Por seu turno, dispõe o artigo 78º, nº 1: “Se, depois de uma condenação transitada em julgado, se mostrar que o agente praticou, anteriormente àquela condenação, outro ou outros crimes, são aplicáveis as regras do artigo anterior, sendo a pena que já tiver sido cumprida descontada no cumprimento da pena única aplicada ao concurso de crimes.”.
A alteração introduzida pela Lei nº 59/2007, de 4 de setembro, suprimiu o requisito da condenação anterior não se encontrar ainda cumprida, prescrita ou extinta e teve como escopo evitar desigualdades e injustiças ocasionadas pelas diferentes celeridades na realização dos julgamentos, fazendo assim incluir no cúmulo superveniente todas as penas, ainda que cumpridas, dos crimes em concurso, por forma a que o arguido possa beneficiar da aplicação de uma pena única que abranja todos os crimes cometidos anteriormente ao momento da primeira condenação. Na hipótese de qualquer das penas em concurso se encontrar cumprida (o que não será o caso, por exemplo de pena prescrita sem cumprimento, ou de pena extinta, por amnistia ou perdão total) é descontado na pena conjunta o tempo de cumprimento.
No caso concreto em análise, verifica-se que a pena aplicada ao recorrente no processo 356/10.7GAVCD foi a de 130 dias de multa.
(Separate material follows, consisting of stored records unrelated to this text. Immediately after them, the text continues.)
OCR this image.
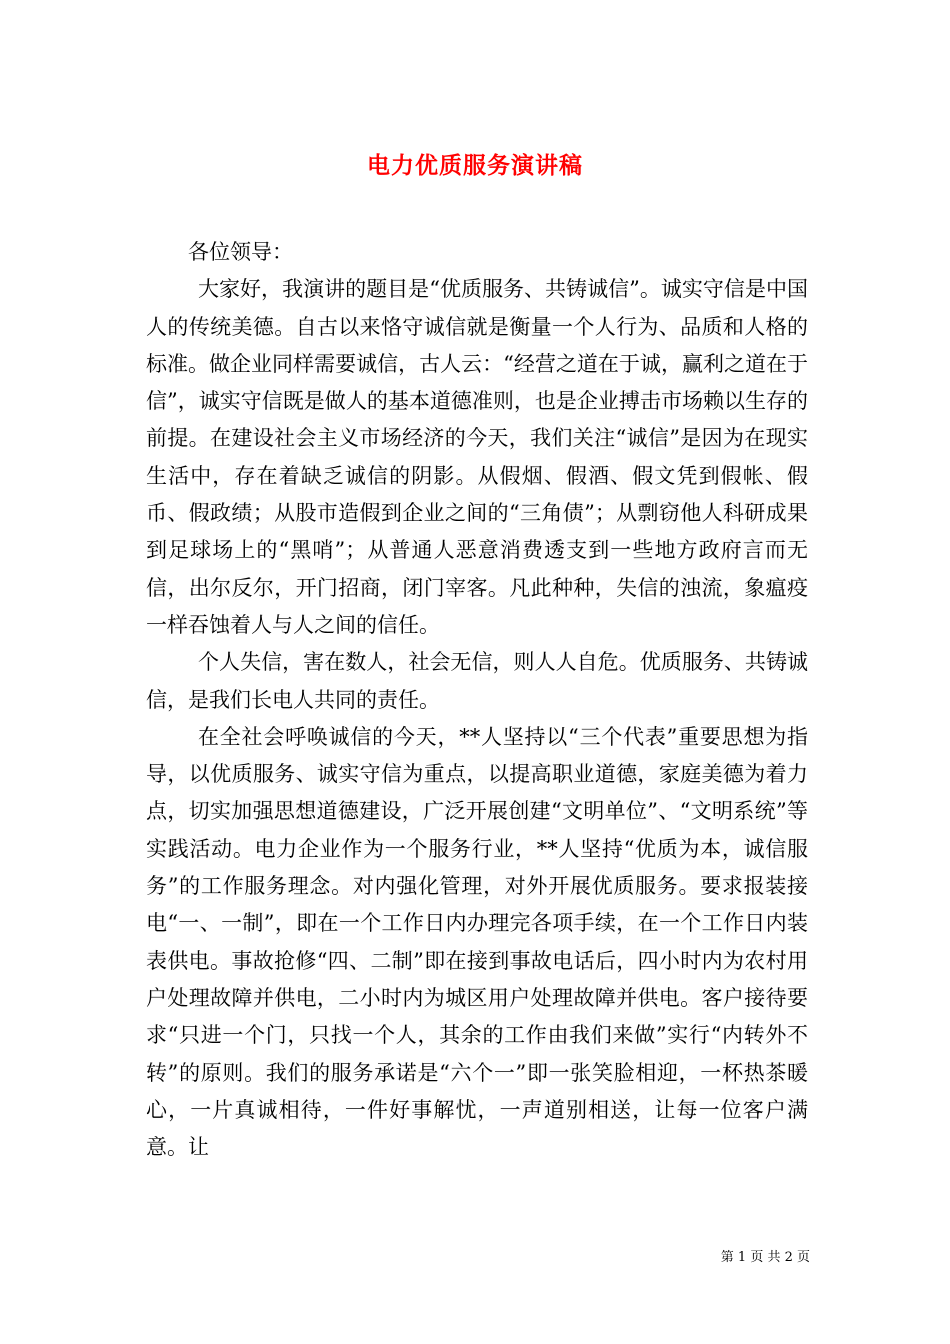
电力优质服务演讲稿

各位领导：

大家好，我演讲的题目是“优质服务、共铸诚信”。诚实守信是中国人的传统美德。自古以来恪守诚信就是衡量一个人行为、品质和人格的标准。做企业同样需要诚信，古人云：“经营之道在于诚，赢利之道在于信”，诚实守信既是做人的基本道德准则，也是企业搏击市场赖以生存的前提。在建设社会主义市场经济的今天，我们关注“诚信”是因为在现实生活中，存在着缺乏诚信的阴影。从假烟、假酒、假文凭到假帐、假币、假政绩；从股市造假到企业之间的“三角债”；从剽窃他人科研成果到足球场上的“黑哨”；从普通人恶意消费透支到一些地方政府言而无信，出尔反尔，开门招商，闭门宰客。凡此种种，失信的浊流，象瘟疫一样吞蚀着人与人之间的信任。

个人失信，害在数人，社会无信，则人人自危。优质服务、共铸诚信，是我们长电人共同的责任。

在全社会呼唤诚信的今天，**人坚持以“三个代表”重要思想为指导，以优质服务、诚实守信为重点，以提高职业道德，家庭美德为着力点，切实加强思想道德建设，广泛开展创建“文明单位”、“文明系统”等实践活动。电力企业作为一个服务行业，**人坚持“优质为本，诚信服务”的工作服务理念。对内强化管理，对外开展优质服务。要求报装接电“一、一制”，即在一个工作日内办理完各项手续，在一个工作日内装表供电。事故抢修“四、二制”即在接到事故电话后，四小时内为农村用户处理故障并供电，二小时内为城区用户处理故障并供电。客户接待要求“只进一个门，只找一个人，其余的工作由我们来做”实行“内转外不转”的原则。我们的服务承诺是“六个一”即一张笑脸相迎，一杯热茶暖心，一片真诚相待，一件好事解忧，一声道别相送，让每一位客户满意。让

第 1 页 共 2 页
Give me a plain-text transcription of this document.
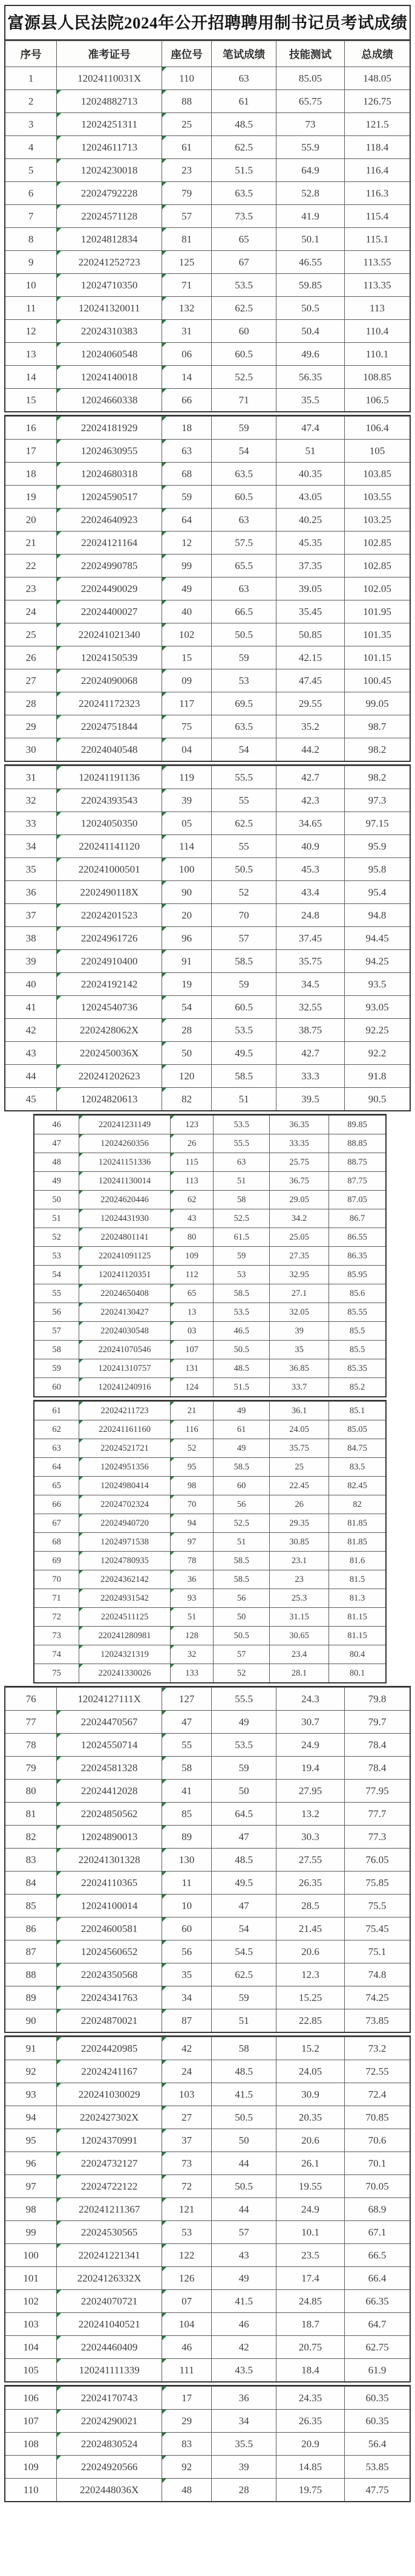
富源县人民法院2024年公开招聘聘用制书记员考试成绩
序号	准考证号	座位号	笔试成绩	技能测试	总成绩
1	12024110031X	110	63	85.05	148.05
2	12024882713	88	61	65.75	126.75
3	12024251311	25	48.5	73	121.5
4	12024611713	61	62.5	55.9	118.4
5	12024230018	23	51.5	64.9	116.4
6	22024792228	79	63.5	52.8	116.3
7	22024571128	57	73.5	41.9	115.4
8	12024812834	81	65	50.1	115.1
9	220241252723	125	67	46.55	113.55
10	12024710350	71	53.5	59.85	113.35
11	120241320011	132	62.5	50.5	113
12	22024310383	31	60	50.4	110.4
13	12024060548	06	60.5	49.6	110.1
14	12024140018	14	52.5	56.35	108.85
15	12024660338	66	71	35.5	106.5
16	22024181929	18	59	47.4	106.4
17	12024630955	63	54	51	105
18	12024680318	68	63.5	40.35	103.85
19	12024590517	59	60.5	43.05	103.55
20	22024640923	64	63	40.25	103.25
21	22024121164	12	57.5	45.35	102.85
22	22024990785	99	65.5	37.35	102.85
23	22024490029	49	63	39.05	102.05
24	22024400027	40	66.5	35.45	101.95
25	220241021340	102	50.5	50.85	101.35
26	12024150539	15	59	42.15	101.15
27	22024090068	09	53	47.45	100.45
28	220241172323	117	69.5	29.55	99.05
29	22024751844	75	63.5	35.2	98.7
30	22024040548	04	54	44.2	98.2
31	120241191136	119	55.5	42.7	98.2
32	22024393543	39	55	42.3	97.3
33	12024050350	05	62.5	34.65	97.15
34	220241141120	114	55	40.9	95.9
35	220241000501	100	50.5	45.3	95.8
36	2202490118X	90	52	43.4	95.4
37	22024201523	20	70	24.8	94.8
38	22024961726	96	57	37.45	94.45
39	22024910400	91	58.5	35.75	94.25
40	22024192142	19	59	34.5	93.5
41	12024540736	54	60.5	32.55	93.05
42	2202428062X	28	53.5	38.75	92.25
43	2202450036X	50	49.5	42.7	92.2
44	220241202623	120	58.5	33.3	91.8
45	12024820613	82	51	39.5	90.5
46	220241231149	123	53.5	36.35	89.85
47	12024260356	26	55.5	33.35	88.85
48	120241151336	115	63	25.75	88.75
49	120241130014	113	51	36.75	87.75
50	22024620446	62	58	29.05	87.05
51	12024431930	43	52.5	34.2	86.7
52	22024801141	80	61.5	25.05	86.55
53	220241091125	109	59	27.35	86.35
54	120241120351	112	53	32.95	85.95
55	22024650408	65	58.5	27.1	85.6
56	22024130427	13	53.5	32.05	85.55
57	22024030548	03	46.5	39	85.5
58	220241070546	107	50.5	35	85.5
59	120241310757	131	48.5	36.85	85.35
60	120241240916	124	51.5	33.7	85.2
61	22024211723	21	49	36.1	85.1
62	220241161160	116	61	24.05	85.05
63	22024521721	52	49	35.75	84.75
64	12024951356	95	58.5	25	83.5
65	12024980414	98	60	22.45	82.45
66	22024702324	70	56	26	82
67	22024940720	94	52.5	29.35	81.85
68	12024971538	97	51	30.85	81.85
69	12024780935	78	58.5	23.1	81.6
70	22024362142	36	58.5	23	81.5
71	22024931542	93	56	25.3	81.3
72	22024511125	51	50	31.15	81.15
73	220241280981	128	50.5	30.65	81.15
74	12024321319	32	57	23.4	80.4
75	220241330026	133	52	28.1	80.1
76	12024127111X	127	55.5	24.3	79.8
77	22024470567	47	49	30.7	79.7
78	12024550714	55	53.5	24.9	78.4
79	22024581328	58	59	19.4	78.4
80	22024412028	41	50	27.95	77.95
81	22024850562	85	64.5	13.2	77.7
82	12024890013	89	47	30.3	77.3
83	220241301328	130	48.5	27.55	76.05
84	22024110365	11	49.5	26.35	75.85
85	12024100014	10	47	28.5	75.5
86	22024600581	60	54	21.45	75.45
87	12024560652	56	54.5	20.6	75.1
88	22024350568	35	62.5	12.3	74.8
89	22024341763	34	59	15.25	74.25
90	22024870021	87	51	22.85	73.85
91	22024420985	42	58	15.2	73.2
92	22024241167	24	48.5	24.05	72.55
93	220241030029	103	41.5	30.9	72.4
94	2202427302X	27	50.5	20.35	70.85
95	12024370991	37	50	20.6	70.6
96	22024732127	73	44	26.1	70.1
97	22024722122	72	50.5	19.55	70.05
98	220241211367	121	44	24.9	68.9
99	22024530565	53	57	10.1	67.1
100	220241221341	122	43	23.5	66.5
101	22024126332X	126	49	17.4	66.4
102	22024070721	07	41.5	24.85	66.35
103	220241040521	104	46	18.7	64.7
104	22024460409	46	42	20.75	62.75
105	120241111339	111	43.5	18.4	61.9
106	22024170743	17	36	24.35	60.35
107	22024290021	29	34	26.35	60.35
108	22024830524	83	35.5	20.9	56.4
109	22024920566	92	39	14.85	53.85
110	2202448036X	48	28	19.75	47.75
Posteriormente, por falta de pagamento, foi aquela pena convertida em 86 dias de prisão subsidiária.
Assim, não obstante a pena de multa em que o arguido foi condenado ter sido posteriormente convertida em pena de prisão subsidiária reduzida a dois terços, nos termos do disposto no artigo 49.º, n.º 1 do Código Penal, tal pena conserva a sua natureza originária de pena de multa, mesmo que tendo sido, como foi, executada em conformidade com o estatuído no n.º 3 do mesmo normativo.
Com efeito, embora não ignorando a existência de diferente posição na doutrina e na jurisprudência, de que são exemplos, Maria João Antunes in Consequências Jurídicas do Crime, Notas complementares para a cadeira de Direito e processo penal da Faculdade de Direito da Universidade de Coimbra, Coimbra, 2006-2007, página 36, Nuno Brandão in Revista Portuguesa de Ciência Criminal, Ano 15º, nº 1, nota 26, página 135 e Acórdão do Supremo Tribunal de Justiça de 6 de março de 2002, processo nº 01P4217, com voto de vencido do Conselheiro Pires Salpico disponível in www.dgsi.pt, sufragamos entendimento diverso, ou seja, que face à redação do nº 3 do artigo 77º do Código Penal, os cúmulos das penas efetuar-se-ão entre as diversas espécies de penas, não podendo as penas de espécies diferentes ser objeto de cúmulo jurídico entre si.
A este propósito salienta Maia Gonçalves in Código Penal Português, 18ª edição, páginas 294/295 «O dispositivo do nº 3 distancia-se do Projecto de Revisão elaborados pela CRCP, segundo o qual seria aplicável uma única pena de prisão, de acordo com os critérios estabelecidos nos números anteriores, considerando-se as multas convertidas em prisão pelo tempo correspondente reduzido a dois terços. Tratava-se de um critério revestido de alguma dureza, que só encontrava justificação porque mantinha o sistema da pena conjunta. Abandonada a solução proposta pela CRCP, ficou bem clarificado no texto que se mantêm as penas de prisão e de multa, aplicando-se a cada uma delas, para a formação da pena única, os critérios estabelecidos nos números anteriores. Nestes termos, o cúmulo far-se-á entre as diversas espécies de penas, sendo a pena final uma pena compósita, composta por penas parcelares de espécies diferentes».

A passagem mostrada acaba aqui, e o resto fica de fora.